Wie andere Zeitungen auch, sieht De Morgen den Erfolg Merkels als ein Zeichen der Kontinuität. Mit einer Stimme für Merkel wählt man kein Programm, sondern ein Gefühl: Vertrauen. In Zeiten der großen Veränderungen und Krisen, die wir zurzeit erleben, ist das keine schlechte Wahl.
Auch wir in Belgien sollten das erkennen, in Hinsicht auf die N-VA. Denn eine Staatsreform wie die flämischen Nationalisten sie fordern, ist in solchen unruhigen Zeiten kein Zuckerschlecken. Es ist Aufgabe der etablierten Parteien, das den Wählern in den kommenden Monaten klar zu machen, so De Morgen.
Zynische Fortis-Manager vor Gericht
Het Nieuwsblad schreibt zu dem Prozess, der diese Woche gegen die ehemaligen Topmanager der Fortis-Bank beginnt: Es ist unglaublich, was bei Fortis geschehen ist. Die jüngsten Neuigkeiten, dass die Topmanager schon lange vorher wussten, dass die Bank pleitegehen wird, schlägt dem Fass den Boden aus.
Wie konnte der Aufsichtsratsvorsitzende Lippens mit diesem Wissen braven Menschen empfehlen, ihr Geld bei Fortis anzulegen, dort wo es sicher sei? Wie zynisch muss man dafür sein? Außerdem haben Lippens und Co. die Warnungen ihrer eigenen Juristen missachtet. Sie haben die Manager darauf hingewiesen, die katastrophale Lage an die Aufsichtsbehörden zu melden.
Nichts haben die Manager getan, und bis heute fühlen sie sich unschuldig an dem Desaster, das viele Menschen viel Geld gekostet hat. Es ist gut, dass jetzt ein Gericht im Namen dieser Menschen die Manager vor ihre Verantwortung stellt, meint Het Nieuwsblad.
Lobby für Fahrrad und Co.
L'Avenir bemerkt zum gestrigen autofreien Sonntag in Brüssel: Der Tag war ein Erfolg, er spiegelt die Tendenz wieder, die in Brüssel zu beobachten ist. Das Auto wird dort immer weniger als Verkehrsmittel benutzt; öffentliche Verkehrsmittel, Fahrräder und die eigenen Füße sind auf dem Vormarsch.

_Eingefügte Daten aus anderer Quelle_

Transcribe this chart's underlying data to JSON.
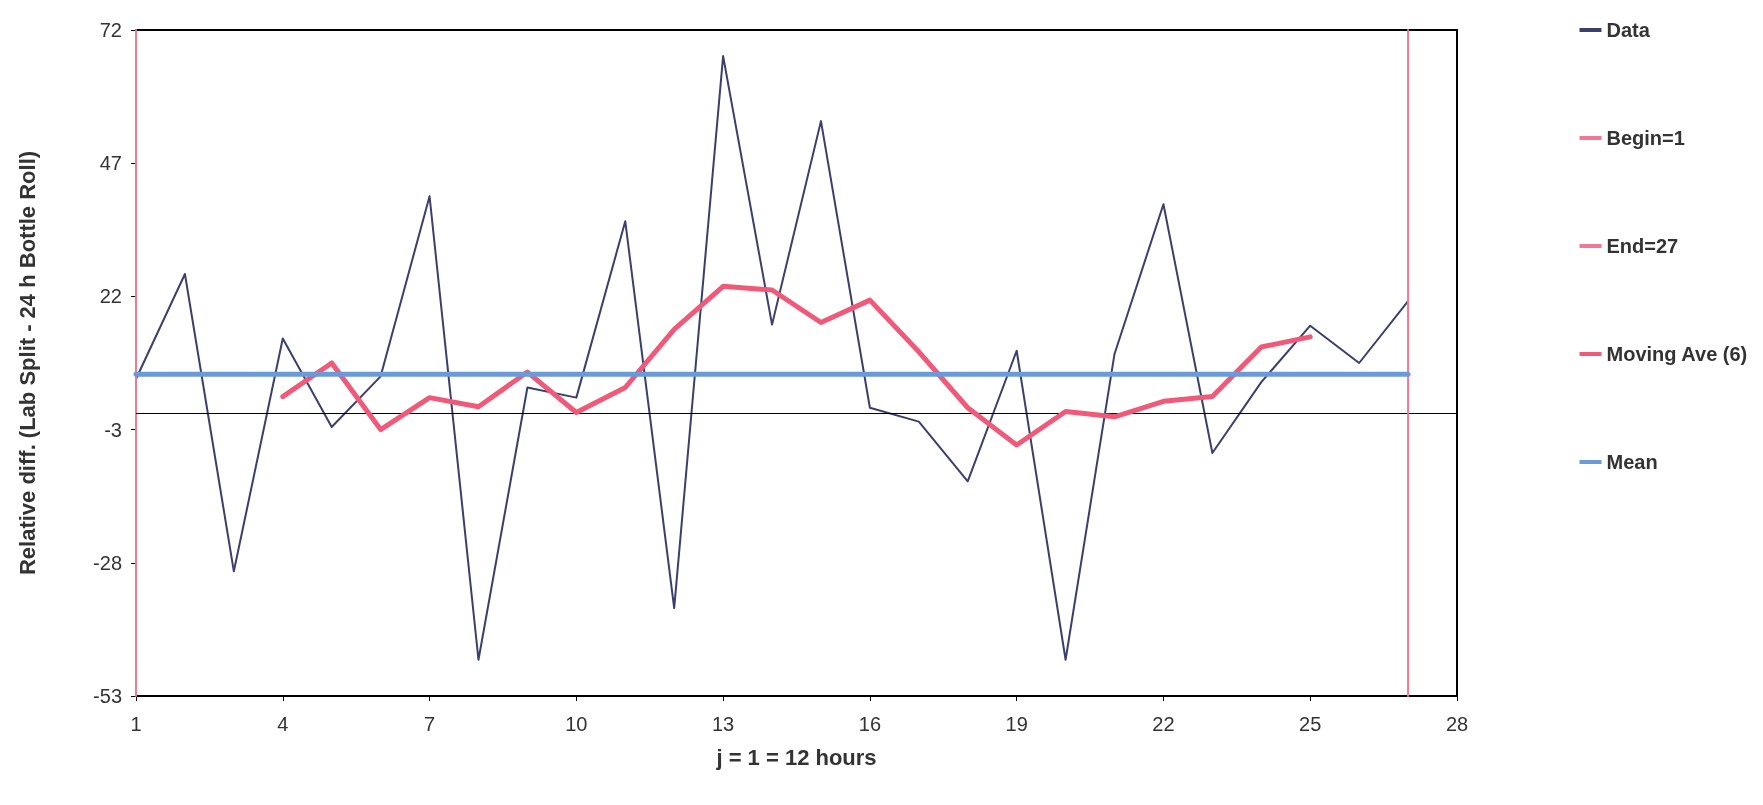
{
  "chart_data": {
    "type": "line",
    "xlabel": "j = 1 = 12 hours",
    "ylabel": "Relative diff. (Lab Split - 24 h Bottle Roll)",
    "xlim": [
      1,
      28
    ],
    "xticks": [
      1,
      4,
      7,
      10,
      13,
      16,
      19,
      22,
      25,
      28
    ],
    "ylim": [
      -53,
      72
    ],
    "yticks": [
      -53,
      -28,
      -3,
      22,
      47,
      72
    ],
    "grid": false,
    "legend": "right",
    "marker": "none",
    "line_style": "solid",
    "ref_lines": [
      {
        "axis": "y",
        "value": 0,
        "color": "#000000"
      }
    ],
    "series": [
      {
        "name": "Data",
        "color": "#3a3f6e",
        "x": [
          1,
          2,
          3,
          4,
          5,
          6,
          7,
          8,
          9,
          10,
          11,
          12,
          13,
          14,
          15,
          16,
          17,
          18,
          19,
          20,
          21,
          22,
          23,
          24,
          25,
          26,
          27
        ],
        "values": [
          6.5,
          26.2,
          -29.6,
          14.1,
          -2.5,
          7.0,
          40.8,
          -46.2,
          4.9,
          3.0,
          36.1,
          -36.5,
          67.1,
          16.7,
          54.9,
          1.1,
          -1.5,
          -12.7,
          11.8,
          -46.2,
          11.2,
          39.3,
          -7.4,
          5.9,
          16.5,
          9.5,
          21.1
        ]
      },
      {
        "name": "Begin=1",
        "color": "#f07890",
        "x": [
          1,
          1
        ],
        "values": [
          -53,
          72
        ]
      },
      {
        "name": "End=27",
        "color": "#f07890",
        "x": [
          27,
          27
        ],
        "values": [
          -53,
          72
        ]
      },
      {
        "name": "Moving Ave (6)",
        "color": "#f05a78",
        "x": [
          4,
          5,
          6,
          7,
          8,
          9,
          10,
          11,
          12,
          13,
          14,
          15,
          16,
          17,
          18,
          19,
          20,
          21,
          22,
          23,
          24,
          25
        ],
        "values": [
          3.2,
          9.5,
          -3.0,
          3.0,
          1.3,
          7.8,
          0.2,
          4.9,
          15.8,
          23.9,
          23.2,
          17.1,
          21.3,
          11.6,
          1.1,
          -5.9,
          0.4,
          -0.6,
          2.3,
          3.2,
          12.5,
          14.4
        ]
      },
      {
        "name": "Mean",
        "color": "#6a9ad8",
        "x": [
          1,
          27
        ],
        "values": [
          7.4,
          7.4
        ]
      }
    ]
  }
}
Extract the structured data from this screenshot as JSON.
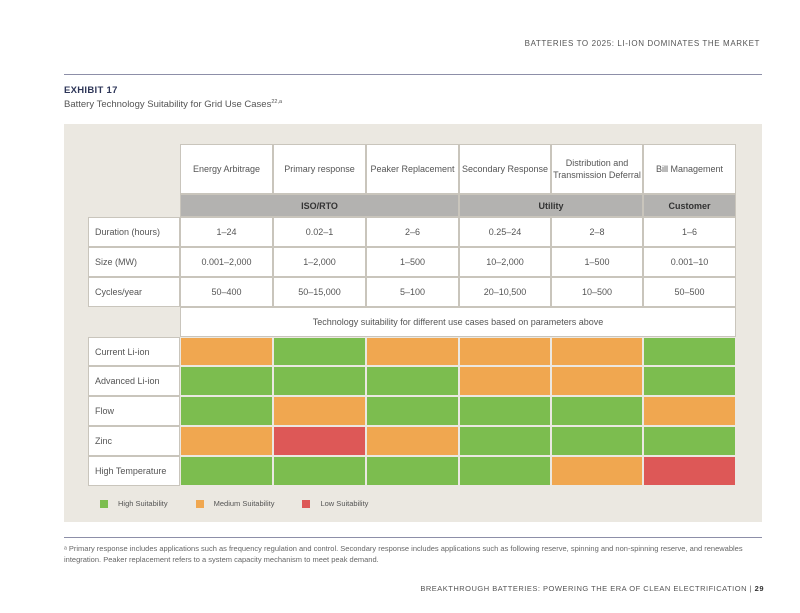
{
  "header": {
    "running_title": "BATTERIES TO 2025: LI-ION DOMINATES THE MARKET"
  },
  "exhibit": {
    "label": "EXHIBIT 17",
    "title": "Battery Technology Suitability for Grid Use Cases",
    "title_sup": "22,a"
  },
  "table": {
    "use_cases": [
      "Energy Arbitrage",
      "Primary response",
      "Peaker Replacement",
      "Secondary Response",
      "Distribution and Transmission Deferral",
      "Bill Management"
    ],
    "groups": [
      "ISO/RTO",
      "Utility",
      "Customer"
    ],
    "parameters": [
      {
        "label": "Duration (hours)",
        "values": [
          "1–24",
          "0.02–1",
          "2–6",
          "0.25–24",
          "2–8",
          "1–6"
        ]
      },
      {
        "label": "Size (MW)",
        "values": [
          "0.001–2,000",
          "1–2,000",
          "1–500",
          "10–2,000",
          "1–500",
          "0.001–10"
        ]
      },
      {
        "label": "Cycles/year",
        "values": [
          "50–400",
          "50–15,000",
          "5–100",
          "20–10,500",
          "10–500",
          "50–500"
        ]
      }
    ],
    "suitability_note": "Technology suitability for different use cases based on parameters above",
    "technologies": [
      {
        "label": "Current Li-ion",
        "ratings": [
          "medium",
          "high",
          "medium",
          "medium",
          "medium",
          "high"
        ]
      },
      {
        "label": "Advanced Li-ion",
        "ratings": [
          "high",
          "high",
          "high",
          "medium",
          "medium",
          "high"
        ]
      },
      {
        "label": "Flow",
        "ratings": [
          "high",
          "medium",
          "high",
          "high",
          "high",
          "medium"
        ]
      },
      {
        "label": "Zinc",
        "ratings": [
          "medium",
          "low",
          "medium",
          "high",
          "high",
          "high"
        ]
      },
      {
        "label": "High Temperature",
        "ratings": [
          "high",
          "high",
          "high",
          "high",
          "medium",
          "low"
        ]
      }
    ]
  },
  "legend": {
    "high": "High Suitability",
    "medium": "Medium Suitability",
    "low": "Low Suitability"
  },
  "colors": {
    "high": "#7cbd4f",
    "medium": "#f0a750",
    "low": "#dd5857",
    "group_header": "#b3b2b0"
  },
  "footnote": "ᵃ Primary response includes applications such as frequency regulation and control. Secondary response includes applications such as following reserve, spinning and non-spinning reserve, and renewables integration. Peaker replacement refers to a system capacity mechanism to meet peak demand.",
  "footer": {
    "publication": "BREAKTHROUGH BATTERIES: POWERING THE ERA OF CLEAN ELECTRIFICATION",
    "separator": " | ",
    "page": "29"
  }
}
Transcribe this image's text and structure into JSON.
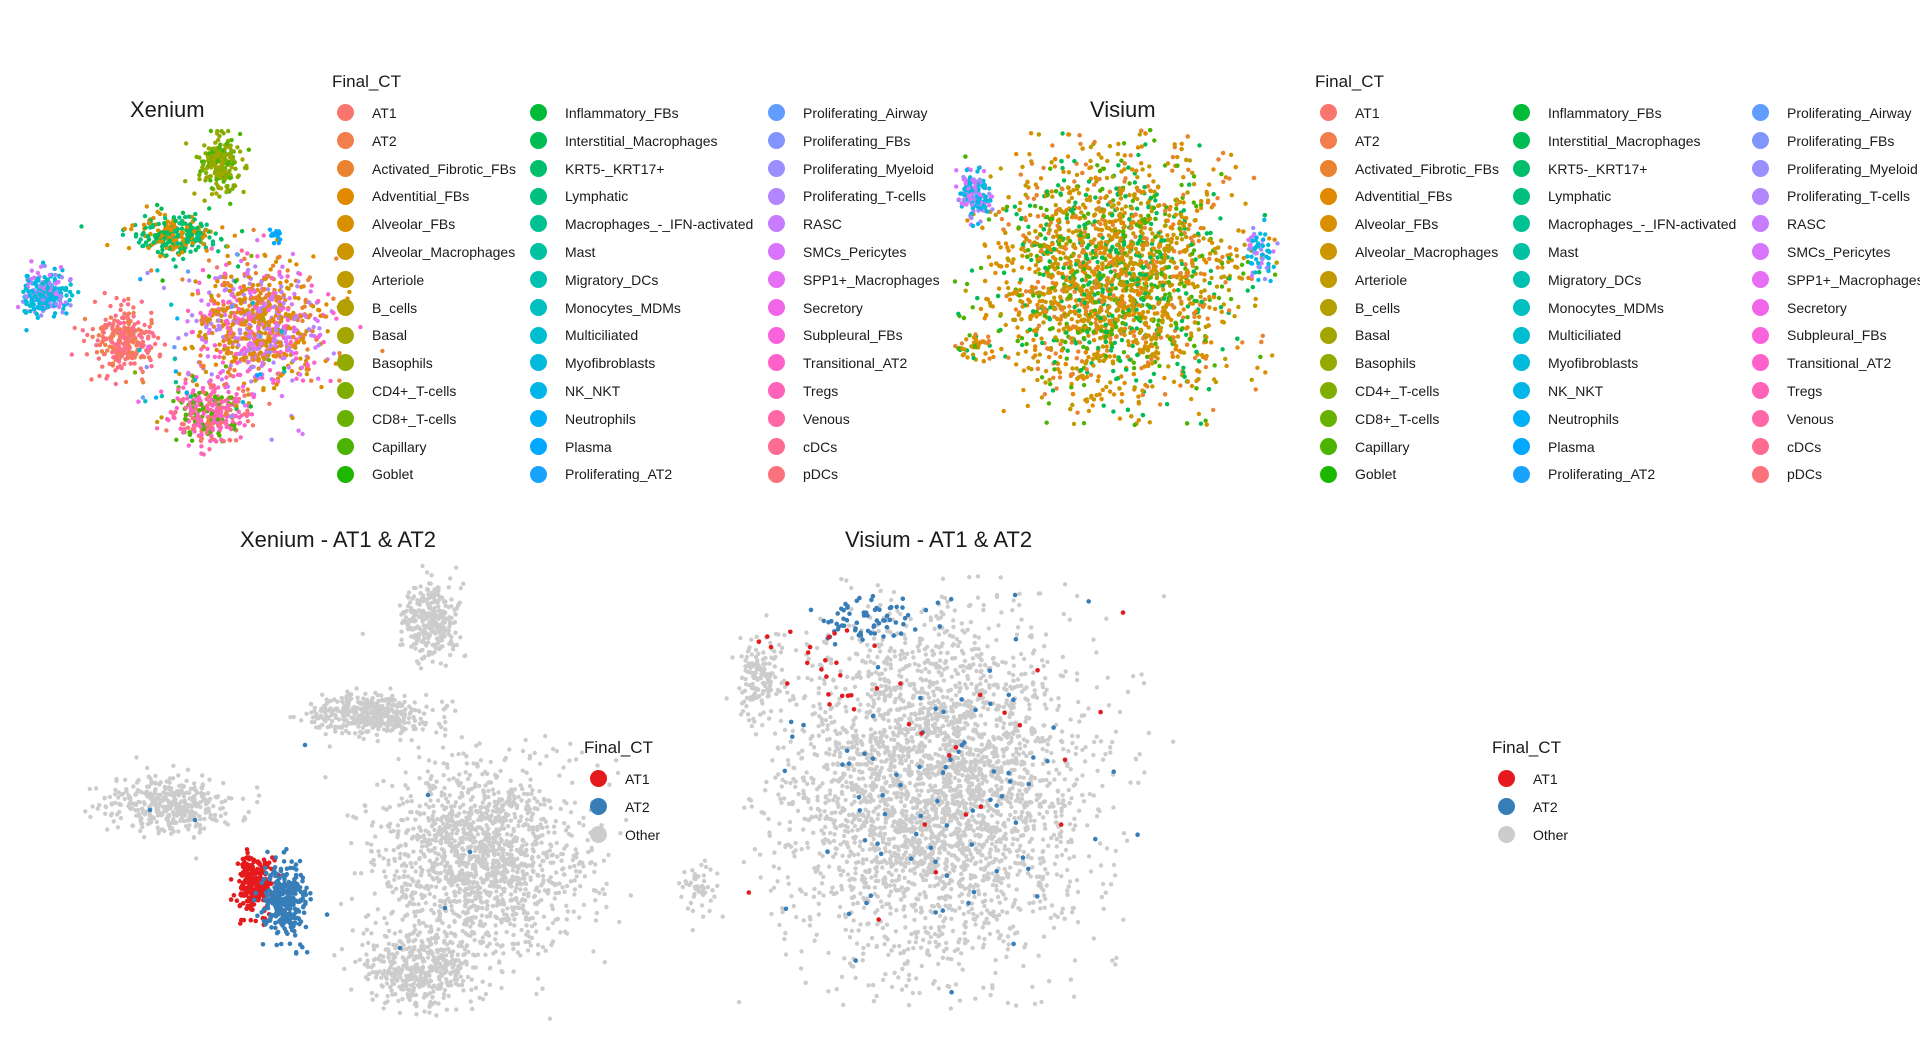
{
  "panels": {
    "xenium": {
      "title": "Xenium"
    },
    "visium": {
      "title": "Visium"
    },
    "xenium_at": {
      "title": "Xenium - AT1 & AT2"
    },
    "visium_at": {
      "title": "Visium - AT1 & AT2"
    }
  },
  "legend_ct": {
    "title": "Final_CT",
    "items": [
      {
        "label": "AT1",
        "color": "#F8766D"
      },
      {
        "label": "AT2",
        "color": "#F17E4C"
      },
      {
        "label": "Activated_Fibrotic_FBs",
        "color": "#EA8331"
      },
      {
        "label": "Adventitial_FBs",
        "color": "#E18A00"
      },
      {
        "label": "Alveolar_FBs",
        "color": "#D89000"
      },
      {
        "label": "Alveolar_Macrophages",
        "color": "#CD9600"
      },
      {
        "label": "Arteriole",
        "color": "#C09B00"
      },
      {
        "label": "B_cells",
        "color": "#B3A000"
      },
      {
        "label": "Basal",
        "color": "#A3A500"
      },
      {
        "label": "Basophils",
        "color": "#93AA00"
      },
      {
        "label": "CD4+_T-cells",
        "color": "#7FAE00"
      },
      {
        "label": "CD8+_T-cells",
        "color": "#68B100"
      },
      {
        "label": "Capillary",
        "color": "#4CB400"
      },
      {
        "label": "Goblet",
        "color": "#1DB700"
      },
      {
        "label": "Inflammatory_FBs",
        "color": "#00BA38"
      },
      {
        "label": "Interstitial_Macrophages",
        "color": "#00BC55"
      },
      {
        "label": "KRT5-_KRT17+",
        "color": "#00BE6C"
      },
      {
        "label": "Lymphatic",
        "color": "#00C07F"
      },
      {
        "label": "Macrophages_-_IFN-activated",
        "color": "#00C191"
      },
      {
        "label": "Mast",
        "color": "#00C1A2"
      },
      {
        "label": "Migratory_DCs",
        "color": "#00C0B2"
      },
      {
        "label": "Monocytes_MDMs",
        "color": "#00BFC1"
      },
      {
        "label": "Multiciliated",
        "color": "#00BDCF"
      },
      {
        "label": "Myofibroblasts",
        "color": "#00BADC"
      },
      {
        "label": "NK_NKT",
        "color": "#00B5E8"
      },
      {
        "label": "Neutrophils",
        "color": "#00B0F4"
      },
      {
        "label": "Plasma",
        "color": "#00A9FF"
      },
      {
        "label": "Proliferating_AT2",
        "color": "#1AA2FF"
      },
      {
        "label": "Proliferating_Airway",
        "color": "#619CFF"
      },
      {
        "label": "Proliferating_FBs",
        "color": "#8295FF"
      },
      {
        "label": "Proliferating_Myeloid",
        "color": "#9B8EFF"
      },
      {
        "label": "Proliferating_T-cells",
        "color": "#B385FF"
      },
      {
        "label": "RASC",
        "color": "#C77CFF"
      },
      {
        "label": "SMCs_Pericytes",
        "color": "#D874FD"
      },
      {
        "label": "SPP1+_Macrophages",
        "color": "#E66EF4"
      },
      {
        "label": "Secretory",
        "color": "#F166E8"
      },
      {
        "label": "Subpleural_FBs",
        "color": "#FA62DB"
      },
      {
        "label": "Transitional_AT2",
        "color": "#FF61CB"
      },
      {
        "label": "Tregs",
        "color": "#FF63B9"
      },
      {
        "label": "Venous",
        "color": "#FF67A6"
      },
      {
        "label": "cDCs",
        "color": "#FF6C91"
      },
      {
        "label": "pDCs",
        "color": "#FB727B"
      }
    ]
  },
  "legend_at": {
    "title": "Final_CT",
    "items": [
      {
        "label": "AT1",
        "color": "#E41A1C"
      },
      {
        "label": "AT2",
        "color": "#377EB8"
      },
      {
        "label": "Other",
        "color": "#CCCCCC"
      }
    ]
  },
  "chart_data": [
    {
      "type": "scatter",
      "title": "Xenium",
      "color_by": "Final_CT",
      "description_of_clusters": [
        {
          "region": "top",
          "dominant": [
            "Basal",
            "CD4+_T-cells"
          ]
        },
        {
          "region": "upper-left",
          "dominant": [
            "Adventitial_FBs",
            "Interstitial_Macrophages"
          ]
        },
        {
          "region": "left",
          "dominant": [
            "Myofibroblasts",
            "SMCs_Pericytes"
          ]
        },
        {
          "region": "center-left",
          "dominant": [
            "AT1",
            "AT2",
            "Transitional_AT2"
          ]
        },
        {
          "region": "right",
          "dominant": [
            "Activated_Fibrotic_FBs",
            "Alveolar_Macrophages",
            "SMCs_Pericytes"
          ]
        },
        {
          "region": "bottom",
          "dominant": [
            "Transitional_AT2",
            "AT1",
            "Capillary"
          ]
        }
      ]
    },
    {
      "type": "scatter",
      "title": "Visium",
      "color_by": "Final_CT",
      "description_of_clusters": [
        {
          "region": "main",
          "dominant": [
            "Alveolar_Macrophages",
            "Adventitial_FBs",
            "Capillary"
          ]
        },
        {
          "region": "upper-left",
          "dominant": [
            "Myofibroblasts",
            "SMCs_Pericytes"
          ]
        }
      ]
    },
    {
      "type": "scatter",
      "title": "Xenium - AT1 & AT2",
      "color_by": "Final_CT",
      "series": [
        {
          "name": "AT1"
        },
        {
          "name": "AT2"
        },
        {
          "name": "Other"
        }
      ]
    },
    {
      "type": "scatter",
      "title": "Visium - AT1 & AT2",
      "color_by": "Final_CT",
      "series": [
        {
          "name": "AT1"
        },
        {
          "name": "AT2"
        },
        {
          "name": "Other"
        }
      ]
    }
  ]
}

Da ist es ganz unverständlich, dass eine Partei, deren Namen wir lieber nicht nennen, erneut darauf hingewiesen hat, dass der autofreie Sonntag illegal sei und nur dazu diene, Autofahrer an den Pranger zu stellen, ihre Rechte und Freiheiten einzuschränken.
Wie man so argumentieren kann, wenn man weiß, dass Staus und Verkehrsbehinderungen in Brüssel jährlich Kosten von einer halben Milliarde Euro verursachen - so rechnet es die Industrie- und Handelskammer vor - verstehen wir nicht, aber es zeigt: Der Mentalitätswandel, weg vom Auto, hat gerade erst begonnen, findet L'Avenir.